Mind the Performance Gap: Examining Dataset Shift During Prospective Validation | JoVE Visualize

Area of Science:

Clinical Informatics
Health Services Research
Predictive Analytics

Background:

Patient risk stratification models are crucial for clinical care but often show decreased performance post-implementation compared to initial retrospective validation.
Performance degradation is attributed to temporal shifts (care processes, patient populations) and infrastructure shifts (data access, extraction, transformation).
Prospective validation is infrequently reported, hindering understanding of real-world model performance and the factors contributing to performance gaps.

Purpose of the Study:

To compare the prospective performance of a patient risk stratification model with its prior retrospective validation performance.
To quantify the performance gap between retrospective and prospective validation of a healthcare-associated infection (HAI) prediction model.
To differentiate the contributions of temporal shift and infrastructure shift to the observed performance gap.

Main Methods:

A patient risk stratification model for predicting HAIs was applied prospectively to 26,864 hospital encounters from July 2020 to June 2021.
The prospective performance was compared to the model's retrospective validation performance using data from July 2019 to June 2020.
Key performance metrics included Area Under the Receiver Operating Characteristic Curve (AUROC) and Brier score.

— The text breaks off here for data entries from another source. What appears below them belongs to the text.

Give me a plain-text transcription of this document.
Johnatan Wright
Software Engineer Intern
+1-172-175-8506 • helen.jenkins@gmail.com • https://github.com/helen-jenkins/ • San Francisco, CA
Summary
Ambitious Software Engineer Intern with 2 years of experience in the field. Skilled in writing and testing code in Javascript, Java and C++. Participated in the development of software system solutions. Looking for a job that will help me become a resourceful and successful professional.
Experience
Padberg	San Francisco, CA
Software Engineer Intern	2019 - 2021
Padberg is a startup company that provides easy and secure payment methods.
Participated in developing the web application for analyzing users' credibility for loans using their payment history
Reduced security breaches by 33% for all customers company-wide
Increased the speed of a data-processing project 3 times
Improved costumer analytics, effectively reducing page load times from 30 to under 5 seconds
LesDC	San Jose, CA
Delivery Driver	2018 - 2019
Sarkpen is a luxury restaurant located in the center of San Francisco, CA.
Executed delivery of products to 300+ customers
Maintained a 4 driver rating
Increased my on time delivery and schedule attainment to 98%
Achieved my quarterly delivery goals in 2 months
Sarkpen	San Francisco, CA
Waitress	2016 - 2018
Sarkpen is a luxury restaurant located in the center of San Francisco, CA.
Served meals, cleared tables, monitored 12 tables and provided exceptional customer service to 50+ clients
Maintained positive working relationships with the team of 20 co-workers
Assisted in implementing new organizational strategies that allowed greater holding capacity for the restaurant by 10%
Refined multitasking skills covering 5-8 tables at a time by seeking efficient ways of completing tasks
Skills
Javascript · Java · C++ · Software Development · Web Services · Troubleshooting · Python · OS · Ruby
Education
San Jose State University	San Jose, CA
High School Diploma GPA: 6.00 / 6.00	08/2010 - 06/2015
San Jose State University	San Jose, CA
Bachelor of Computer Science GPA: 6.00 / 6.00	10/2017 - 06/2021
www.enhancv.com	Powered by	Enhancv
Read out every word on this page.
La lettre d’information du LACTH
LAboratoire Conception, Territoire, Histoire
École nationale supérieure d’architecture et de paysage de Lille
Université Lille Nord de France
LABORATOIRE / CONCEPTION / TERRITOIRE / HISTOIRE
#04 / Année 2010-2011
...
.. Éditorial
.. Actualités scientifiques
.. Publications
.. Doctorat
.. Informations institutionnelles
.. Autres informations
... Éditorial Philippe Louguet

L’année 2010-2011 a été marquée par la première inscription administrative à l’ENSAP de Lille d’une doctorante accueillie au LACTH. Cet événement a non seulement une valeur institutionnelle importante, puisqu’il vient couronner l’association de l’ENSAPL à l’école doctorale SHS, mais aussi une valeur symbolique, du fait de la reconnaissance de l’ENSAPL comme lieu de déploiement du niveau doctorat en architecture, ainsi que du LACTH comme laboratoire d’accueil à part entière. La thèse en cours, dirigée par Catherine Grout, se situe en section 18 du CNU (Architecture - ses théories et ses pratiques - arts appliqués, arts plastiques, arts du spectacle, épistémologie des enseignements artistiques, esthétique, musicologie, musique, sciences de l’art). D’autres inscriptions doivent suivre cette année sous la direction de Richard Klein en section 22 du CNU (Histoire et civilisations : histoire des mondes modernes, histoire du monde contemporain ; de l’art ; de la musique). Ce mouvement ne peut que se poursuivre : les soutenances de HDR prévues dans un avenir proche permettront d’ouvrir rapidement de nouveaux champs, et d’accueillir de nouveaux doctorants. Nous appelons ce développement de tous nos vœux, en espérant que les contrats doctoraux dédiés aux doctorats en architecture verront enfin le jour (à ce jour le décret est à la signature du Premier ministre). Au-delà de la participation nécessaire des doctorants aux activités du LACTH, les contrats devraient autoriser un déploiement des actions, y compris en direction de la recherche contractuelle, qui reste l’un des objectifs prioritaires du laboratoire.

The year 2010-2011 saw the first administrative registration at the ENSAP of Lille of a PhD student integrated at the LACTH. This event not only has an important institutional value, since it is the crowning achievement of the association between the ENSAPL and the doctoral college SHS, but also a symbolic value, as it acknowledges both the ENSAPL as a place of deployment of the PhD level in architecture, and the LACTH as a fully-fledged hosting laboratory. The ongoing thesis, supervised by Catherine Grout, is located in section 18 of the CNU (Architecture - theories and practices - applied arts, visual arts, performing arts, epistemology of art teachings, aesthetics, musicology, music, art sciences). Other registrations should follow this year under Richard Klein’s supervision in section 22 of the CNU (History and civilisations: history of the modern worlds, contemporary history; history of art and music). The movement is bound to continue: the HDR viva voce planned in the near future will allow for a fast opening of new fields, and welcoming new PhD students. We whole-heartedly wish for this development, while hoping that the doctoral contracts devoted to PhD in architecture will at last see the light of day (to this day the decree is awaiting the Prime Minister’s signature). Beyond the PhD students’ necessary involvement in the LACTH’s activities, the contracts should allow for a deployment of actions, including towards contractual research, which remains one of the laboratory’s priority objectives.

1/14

Temporal and infrastructure shifts were analyzed as contributors to the performance gap.

Main Results:

The model achieved a prospective AUROC of 0.767 (95% CI: 0.737, 0.801) and a Brier score of 0.189 (95% CI: 0.186, 0.191).
Retrospective validation showed an AUROC of 0.778 (95% CI: 0.744, 0.815) and a Brier score of 0.163 (95% CI: 0.161, 0.165).
A performance gap was observed, primarily driven by infrastructure shift rather than temporal shift.

Conclusions:

Prospective performance of risk stratification models can differ from retrospective validation, with infrastructure shifts being a significant factor.
The study highlights the critical impact of data access, extraction, and transformation processes on model performance in real-world clinical settings.
Future model development and validation should account for and mitigate the effects of data infrastructure differences to ensure reliable prospective performance.